In
the old continent we are witnessing profound changes in the social arena. There
are deep divisions in the labour front: antagonist contradictions,
discrimination, and arbitrariness...
A
systematic activity has been carried out continuously for decades to destroy the
proletarian ideology. Political organisations, trade unions, state institutions
have been subject to a radical transformation. And they are breaking away from
the masses even more.
Ambition for power has caused the “left” of the
centre parties to cling on to the programme of finance capital.
All parliamentarian parties
are making all their efforts to prevent the development of class struggle and to
restrict it with the laws of the bosses.
Opposition, revelations and
protests have been condemned to a weak and marginal status. They have been
deprived of the instruments of organisation, of expressing opinions and taking a
stance.
The fact that institutions
lose their representative capacity day by day and submit ever more to the
“multinational” oligarchy is being accompanied by the “new” form of
imperialism, which is mistakenly being called as globalism.
Reformist parties in general have neither tried to become an alternative
against the economic aggressiveness of capital internationally, nor have they
taken a self-critical stance on the historical collapse of the anti-Leninist
revisionism. They have got closer to the anti-communist camp.
The reformist practice of over 40 years has not given a positive
education to the masses; it has also made Marxism-Leninism, the science of class
struggles, stagnant and frozen. Thus, while those sections of workers’
movement have supported the social democratic illusion, petit bourgeoisie, on
the other hand, have been thrown into Guevarism, anarco-syndicalism and even
into adventurism.
The end of the bipolar world (USA-USSR) has eradicated the need for the
Khrushchevite and euro-communist parties, and prepared the conditions for those
unlimited fierce attacks on the working people, called liberalism.
Leaning on the disaster of globalism, the most fierce form of the
universal dictatorship on waged people, various reformist parties in Italy and
Western Europe have left alone not only the productive sections of the petit
bourgeoisie of the town and the country, but also those defenceless broad
sections of the working class, foreign workers.
Now in many countries discontented people, protesters, those who do not
go to the ballot box constitute the biggest party. In the meantime, neo-fascist
racist parties are succeeding in getting on their side the reaction of those who
have the least of economic possibilities and who consider their existing rights
under threat.
As was the case in France in recent times, the defeat of the socialists
and the rise of the national fascist Le Pen show that the reactionary forces
manipulate national sentiments and even workers’ demands.

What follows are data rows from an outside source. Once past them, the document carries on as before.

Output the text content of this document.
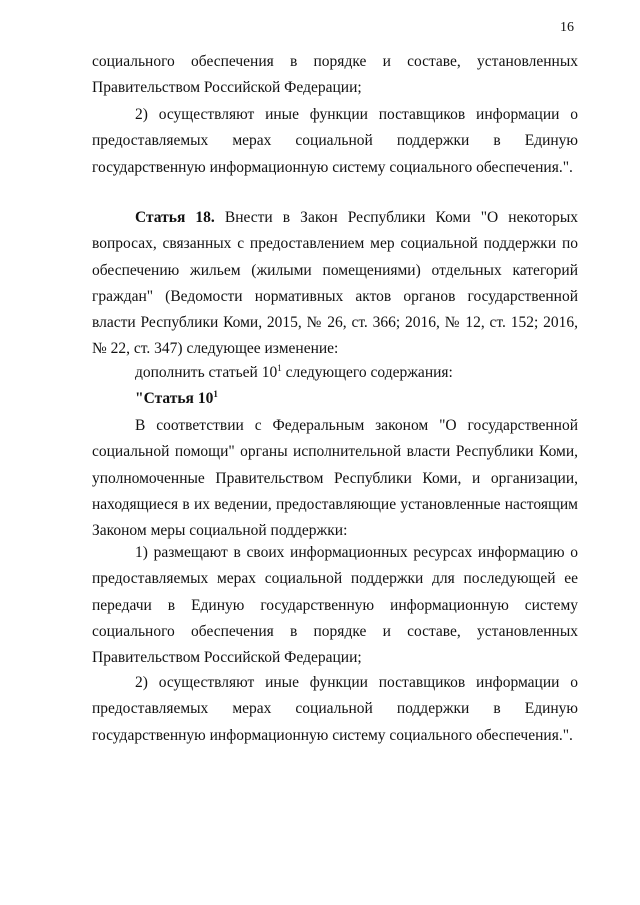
16

социального обеспечения в порядке и составе, установленных Правительством Российской Федерации;

2) осуществляют иные функции поставщиков информации о предоставляемых мерах социальной поддержки в Единую государственную информационную систему социального обеспечения.".

Статья 18. Внести в Закон Республики Коми "О некоторых вопросах, связанных с предоставлением мер социальной поддержки по обеспечению жильем (жилыми помещениями) отдельных категорий граждан" (Ведомости нормативных актов органов государственной власти Республики Коми, 2015, № 26, ст. 366; 2016, № 12, ст. 152; 2016, № 22, ст. 347) следующее изменение:

дополнить статьей $10^1$ следующего содержания:

"Статья $10^1$

В соответствии с Федеральным законом "О государственной социальной помощи" органы исполнительной власти Республики Коми, уполномоченные Правительством Республики Коми, и организации, находящиеся в их ведении, предоставляющие установленные настоящим Законом меры социальной поддержки:

1) размещают в своих информационных ресурсах информацию о предоставляемых мерах социальной поддержки для последующей ее передачи в Единую государственную информационную систему социального обеспечения в порядке и составе, установленных Правительством Российской Федерации;

2) осуществляют иные функции поставщиков информации о предоставляемых мерах социальной поддержки в Единую государственную информационную систему социального обеспечения.".
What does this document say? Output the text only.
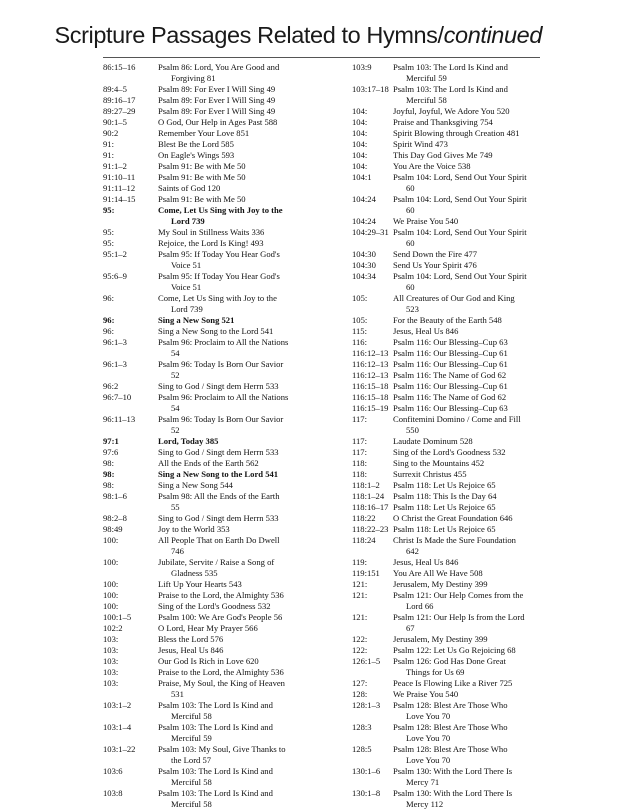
Scripture Passages Related to Hymns/continued
86:15–16	Psalm 86: Lord, You Are Good and
Forgiving 81
89:4–5	Psalm 89: For Ever I Will Sing 49
89:16–17	Psalm 89: For Ever I Will Sing 49
89:27–29	Psalm 89: For Ever I Will Sing 49
90:1–5	O God, Our Help in Ages Past 588
90:2	Remember Your Love 851
91:	Blest Be the Lord 585
91:	On Eagle's Wings 593
91:1–2	Psalm 91: Be with Me 50
91:10–11	Psalm 91: Be with Me 50
91:11–12	Saints of God 120
91:14–15	Psalm 91: Be with Me 50
95:	Come, Let Us Sing with Joy to the
Lord 739
95:	My Soul in Stillness Waits 336
95:	Rejoice, the Lord Is King! 493
95:1–2	Psalm 95: If Today You Hear God's
Voice 51
95:6–9	Psalm 95: If Today You Hear God's
Voice 51
96:	Come, Let Us Sing with Joy to the
Lord 739
96:	Sing a New Song 521
96:	Sing a New Song to the Lord 541
96:1–3	Psalm 96: Proclaim to All the Nations
54
96:1–3	Psalm 96: Today Is Born Our Savior
52
96:2	Sing to God / Singt dem Herrn 533
96:7–10	Psalm 96: Proclaim to All the Nations
54
96:11–13	Psalm 96: Today Is Born Our Savior
52
97:1	Lord, Today 385
97:6	Sing to God / Singt dem Herrn 533
98:	All the Ends of the Earth 562
98:	Sing a New Song to the Lord 541
98:	Sing a New Song 544
98:1–6	Psalm 98: All the Ends of the Earth
55
98:2–8	Sing to God / Singt dem Herrn 533
98:49	Joy to the World 353
100:	All People That on Earth Do Dwell
746
100:	Jubilate, Servite / Raise a Song of
Gladness 535
100:	Lift Up Your Hearts 543
100:	Praise to the Lord, the Almighty 536
100:	Sing of the Lord's Goodness 532
100:1–5	Psalm 100: We Are God's People 56
102:2	O Lord, Hear My Prayer 566
103:	Bless the Lord 576
103:	Jesus, Heal Us 846
103:	Our God Is Rich in Love 620
103:	Praise to the Lord, the Almighty 536
103:	Praise, My Soul, the King of Heaven
531
103:1–2	Psalm 103: The Lord Is Kind and
Merciful 58
103:1–4	Psalm 103: The Lord Is Kind and
Merciful 59
103:1–22	Psalm 103: My Soul, Give Thanks to
the Lord 57
103:6	Psalm 103: The Lord Is Kind and
Merciful 58
103:8	Psalm 103: The Lord Is Kind and
Merciful 58
103:9	Psalm 103: The Lord Is Kind and
Merciful 59
103:17–18 Psalm 103: The Lord Is Kind and
Merciful 58
104:	Joyful, Joyful, We Adore You 520
104:	Praise and Thanksgiving 754
104:	Spirit Blowing through Creation 481
104:	Spirit Wind 473
104:	This Day God Gives Me 749
104:	You Are the Voice 538
104:1	Psalm 104: Lord, Send Out Your Spirit
60
104:24	Psalm 104: Lord, Send Out Your Spirit
60
104:24	We Praise You 540
104:29–31 Psalm 104: Lord, Send Out Your Spirit
60
104:30	Send Down the Fire 477
104:30	Send Us Your Spirit 476
104:34	Psalm 104: Lord, Send Out Your Spirit
60
105:	All Creatures of Our God and King
523
105:	For the Beauty of the Earth 548
115:	Jesus, Heal Us 846
116:	Psalm 116: Our Blessing–Cup 63
116:12–13 Psalm 116: Our Blessing–Cup 61
116:12–13 Psalm 116: Our Blessing–Cup 61
116:12–13 Psalm 116: The Name of God 62
116:15–18 Psalm 116: Our Blessing–Cup 61
116:15–18 Psalm 116: The Name of God 62
116:15–19 Psalm 116: Our Blessing–Cup 63
117:	Confitemini Domino / Come and Fill
550
117:	Laudate Dominum 528
117:	Sing of the Lord's Goodness 532
118:	Sing to the Mountains 452
118:	Surrexit Christus 455
118:1–2	Psalm 118: Let Us Rejoice 65
118:1–24	Psalm 118: This Is the Day 64
118:16–17 Psalm 118: Let Us Rejoice 65
118:22	O Christ the Great Foundation 646
118:22–23 Psalm 118: Let Us Rejoice 65
118:24	Christ Is Made the Sure Foundation
642
119:	Jesus, Heal Us 846
119:151	You Are All We Have 508
121:	Jerusalem, My Destiny 399
121:	Psalm 121: Our Help Comes from the
Lord 66
121:	Psalm 121: Our Help Is from the Lord
67
122:	Jerusalem, My Destiny 399
122:	Psalm 122: Let Us Go Rejoicing 68
126:1–5	Psalm 126: God Has Done Great
Things for Us 69
127:	Peace Is Flowing Like a River 725
128:	We Praise You 540
128:1–3	Psalm 128: Blest Are Those Who
Love You 70
128:3	Psalm 128: Blest Are Those Who
Love You 70
128:5	Psalm 128: Blest Are Those Who
Love You 70
130:1–6	Psalm 130: With the Lord There Is
Mercy 71
130:1–8	Psalm 130: With the Lord There Is
Mercy 112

While parliamentarian foolishness has been taking the revisionist parties
into liquidation, the collaboration between the oligarchy and the labour
aristocracy leads to the neo-fascist demagogy becoming more effective in the
ranks of the proletariat.
In the old continent, the weakness or lack of a United Proletarian Front,
a United Democratic Front, lies at the roots of profound problems of the working
class movement.
Methods and forms of political existence are becoming useless due to
ideological sectarianism, bureaucratic approaches to the relations with the
class, and rightist deviations in the trade union work. Parties’ political
activities, their agitation and propaganda work are becoming bureaucratised from
the beginning and from the top. We have forgotten, to a certain extent, that
political struggle in the ranks of the workers comes to life and develops in the
course of the class struggle, that they develop their tactics in practice, in
the movement itself.
Marxist-Leninists know that they must be present physically in the areas
where social struggle is sharpest, and on all levels of democratic revolutionary
movement.
The Marxist-Leninist movement must become more profound in the
theoretical plane, benefiting from the lessons of its glorious past, and holding
high especially the flag of Stalin and Enver Hoxha.
Revolutionary forces in different countries where there exist concrete
conditions for radical class struggle are having an institutional and relative
political practice, behaving in such a way that as if according to the Leninist
doctrine there was no need for the movement to go through a qualitative change
in terms of forms and level of struggle in order for these forces to have a
qualitative development. Thus, there emerges a gap between the actual process
and the declaration of principles, which means the abandonment of the principle
of unity between theory and practice.